No significant circularity: measured background rates compared to independent Monte Carlo

full rationale

The paper reports an experimental measurement of background count rates from 290 hours of data taking with the BULLKID array, using two central detectors for the spectrum and surrounding elements as veto. The quoted rate of (6.8±0.4 stat.±0.1 syst.)×10^4 counts / keV kg days is extracted directly from the observed data spectrum between 2 keV and 600 eV and compared to separate Monte Carlo simulations of ambient and surface backgrounds. No equations, ansatzes, or self-citations reduce this measured rate to a fitted parameter defined by the same dataset. The high-energy spectrum shape is likewise compared to simulation without self-referential derivation. Veto usage and simulation fidelity are assumptions whose validation is external to the reported numbers; they do not create a definitional loop.
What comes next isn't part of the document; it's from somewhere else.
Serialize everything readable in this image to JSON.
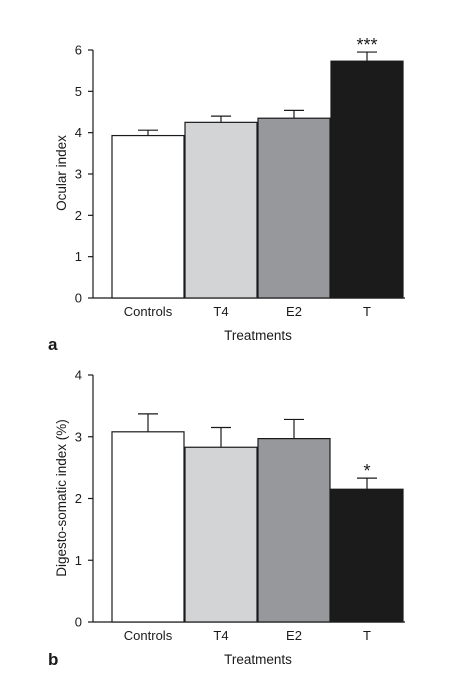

This is a standard data-vs-simulation comparison with no load-bearing self-definition or fitted-input-called-prediction.

Axiom & Free-Parameter Ledger

0 free parameters · 2 axioms · 0 invented entities

The central claim rests on standard assumptions of radiation transport modeling and veto efficiency rather than new free parameters or invented entities.

axioms (2)
  • domain assumption Monte Carlo simulations accurately model ambient radiation backgrounds and detector response in a surface laboratory with moderate shielding.
    Compatibility statement in abstract assumes this modeling fidelity.
  • domain assumption Surrounding detector elements provide an effective veto that isolates true background events in the central units.
    Analysis uses two central units for background evaluation with surrounding elements as veto.